Dans des temps rendus lointains par les horreurs de la guerre intestine, les tribus ou clans du jurd étaient armés, pour se défendre, en cas de vendetta par exemple. Les régions reculées avaient le sentiment que l'État les ignorait, les discriminait. Sans s'occuper de la sécurité, qui restait affaire d'arrangements à l'amiable ; sans considérations, sans arrière-fond politiques.
Mais plus tard, la culture des armes s'est répandue et les milices, libanaises et autres, se sont multipliées durant les guerres intestines. Le déclencheur de cette période noire de quinze ans a été, comme on sait, le déferlement des Palestiniens armés, chassés par l'envahisseur israélien en 1967 encore plus qu'en 1948, puis par Hussein de Jordanie en 1970. Ils ont formé des organisations chapeautées par l'OLP et établi un premier petit royaume dans le Arkoub, baptisé Fatehland. Sous prétexte qu'à partir du Liban-Sud ils comptaient attaquer Israël, pour libérer leur pays. En réalité, avec l'aval et le soutien de diverses puissances étrangères, ils entendaient se tailler un nouvel État au Liban. Ils s'y sont donc répandus en force, prenant Beyrouth-Ouest pour capitale. Pour accomplir leur projet, ils intervenaient dans les dédales de la politique libanaise, soutenant activement tel camp contre tel autre et imposant souvent leurs vues propres aux autorités publiques de ce pays. On voyait de la sorte des chefs de gouvernement se refuser à prendre aucune décision interne avant d'avoir consulté les Palestiniens. Et Yasser Arafat avait pu se targuer publiquement, une fois, de gouverner Beyrouth, tandis que son bras droit, Abou Ayad, proclamait tout de go que la route de Jérusalem passait par Jounieh.

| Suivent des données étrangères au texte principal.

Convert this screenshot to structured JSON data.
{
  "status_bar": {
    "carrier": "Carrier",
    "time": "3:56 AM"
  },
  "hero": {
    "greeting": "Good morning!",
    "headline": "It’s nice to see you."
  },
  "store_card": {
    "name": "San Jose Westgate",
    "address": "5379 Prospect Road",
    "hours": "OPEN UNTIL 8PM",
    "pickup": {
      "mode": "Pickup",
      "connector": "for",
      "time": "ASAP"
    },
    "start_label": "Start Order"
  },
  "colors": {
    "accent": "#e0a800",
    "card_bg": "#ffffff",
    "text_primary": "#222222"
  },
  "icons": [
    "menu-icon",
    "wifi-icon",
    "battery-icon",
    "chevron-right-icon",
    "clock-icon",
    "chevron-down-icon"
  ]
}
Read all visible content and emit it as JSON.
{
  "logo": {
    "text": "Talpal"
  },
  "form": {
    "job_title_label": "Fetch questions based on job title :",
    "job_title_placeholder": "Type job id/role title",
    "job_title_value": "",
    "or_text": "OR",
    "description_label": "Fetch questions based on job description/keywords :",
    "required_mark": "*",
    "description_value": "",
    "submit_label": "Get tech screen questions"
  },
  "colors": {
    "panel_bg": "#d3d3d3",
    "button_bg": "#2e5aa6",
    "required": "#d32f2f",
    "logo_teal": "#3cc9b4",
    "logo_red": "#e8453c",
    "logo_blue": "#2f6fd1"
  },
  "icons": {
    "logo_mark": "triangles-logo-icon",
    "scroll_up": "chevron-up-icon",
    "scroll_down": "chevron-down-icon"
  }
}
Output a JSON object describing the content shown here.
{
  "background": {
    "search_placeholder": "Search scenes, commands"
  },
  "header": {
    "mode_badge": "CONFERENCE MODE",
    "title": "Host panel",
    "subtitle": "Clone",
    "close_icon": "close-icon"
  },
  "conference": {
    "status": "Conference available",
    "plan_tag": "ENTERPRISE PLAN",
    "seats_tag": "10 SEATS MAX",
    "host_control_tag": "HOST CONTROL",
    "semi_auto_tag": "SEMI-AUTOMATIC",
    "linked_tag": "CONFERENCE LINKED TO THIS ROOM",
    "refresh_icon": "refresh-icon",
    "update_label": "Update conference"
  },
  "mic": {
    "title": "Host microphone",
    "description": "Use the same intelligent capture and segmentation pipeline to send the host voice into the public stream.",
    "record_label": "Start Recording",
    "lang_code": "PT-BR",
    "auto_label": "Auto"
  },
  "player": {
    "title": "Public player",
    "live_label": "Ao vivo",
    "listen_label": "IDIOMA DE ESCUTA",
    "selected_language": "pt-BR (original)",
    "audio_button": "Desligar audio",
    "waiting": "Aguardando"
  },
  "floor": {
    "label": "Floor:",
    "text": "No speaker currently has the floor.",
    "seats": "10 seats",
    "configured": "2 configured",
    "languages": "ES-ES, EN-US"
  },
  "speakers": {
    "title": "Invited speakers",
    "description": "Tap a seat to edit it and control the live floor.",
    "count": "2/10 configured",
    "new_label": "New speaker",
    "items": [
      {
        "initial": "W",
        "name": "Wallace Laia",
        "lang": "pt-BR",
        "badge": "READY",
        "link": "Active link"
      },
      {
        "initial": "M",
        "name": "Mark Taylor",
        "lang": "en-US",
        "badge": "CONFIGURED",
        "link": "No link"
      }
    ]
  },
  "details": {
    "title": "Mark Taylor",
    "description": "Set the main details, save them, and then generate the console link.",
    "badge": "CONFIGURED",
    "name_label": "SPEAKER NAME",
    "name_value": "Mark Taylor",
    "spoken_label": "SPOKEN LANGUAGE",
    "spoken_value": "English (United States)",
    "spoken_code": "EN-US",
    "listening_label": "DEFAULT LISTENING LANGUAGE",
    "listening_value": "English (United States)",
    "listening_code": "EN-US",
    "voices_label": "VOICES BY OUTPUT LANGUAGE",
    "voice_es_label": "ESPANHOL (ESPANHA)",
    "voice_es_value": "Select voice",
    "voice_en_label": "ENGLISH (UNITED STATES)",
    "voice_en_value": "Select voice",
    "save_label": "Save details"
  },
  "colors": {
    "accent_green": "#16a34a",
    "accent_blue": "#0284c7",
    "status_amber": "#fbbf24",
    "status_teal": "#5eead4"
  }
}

Nonobstant le fait qu'un autre tuteur s'est substitué à l'OLP, l'exploit libanais de cette dernière a marqué les esprits et constitué un modèle derechef suivi ces jours-ci. Avec le même prétexte : faire face à Israël pour en empêcher toute agression et pour libérer le territoire libanais encore sous occupation. Et, tout comme avec les Palestiniens par le passé, l'autorité publique courbe l'échine. En répétant, dans ses déclarations ministérielles, que « le Liban a le droit, à travers son peuple, son armée et sa résistance, de libérer les fermes de Chebaa, les hauteurs de Kfarchouba et le secteur libanais du village de Ghajar. Il a également le droit de se défendre contre toute agression. Comme de ne rien céder pour ce qui est de ses eaux. Ceci par tous les moyens légitimes et disponibles ». Il est vrai que les textes officiels ajoutent que « les Libanais doivent s'unir à travers une entente sur une stratégie globale arrêtée autour de la table du dialogue national ». Mais cela n'est que paroles en l'air, du moment que le Hezbollah se refuse à exposer ses vues sur le sujet, par le biais d'une étude circonstanciée, comme l'ont déjà fait les autres partenaires.
Il paraît ainsi étrange, ou trompeur, que le cabinet actuel assure dans sa déclaration ministérielle que « l'État, le pouvoir et leur autorité exclusive sont unis sur les questions relatives à la politique générale du pays. Ce qui garantit la sauvegarde et la protection du Liban, en forgeant sa souveraineté ». Comment peut-il en être ainsi quand l'État et sa prétendue « autorité exclusive » ne disposent même pas du droit de décider de la guerre et de la paix. Du fait de l'armement du Hezbollah, comme on l'a vu en juillet 2006. De même, comment, par quels moyens, le gouvernement garantit-il « la sauvegarde et la protection du Liban » face à son virus intérieur, activé à tout moment, comme on l'a vu le 7 Mai.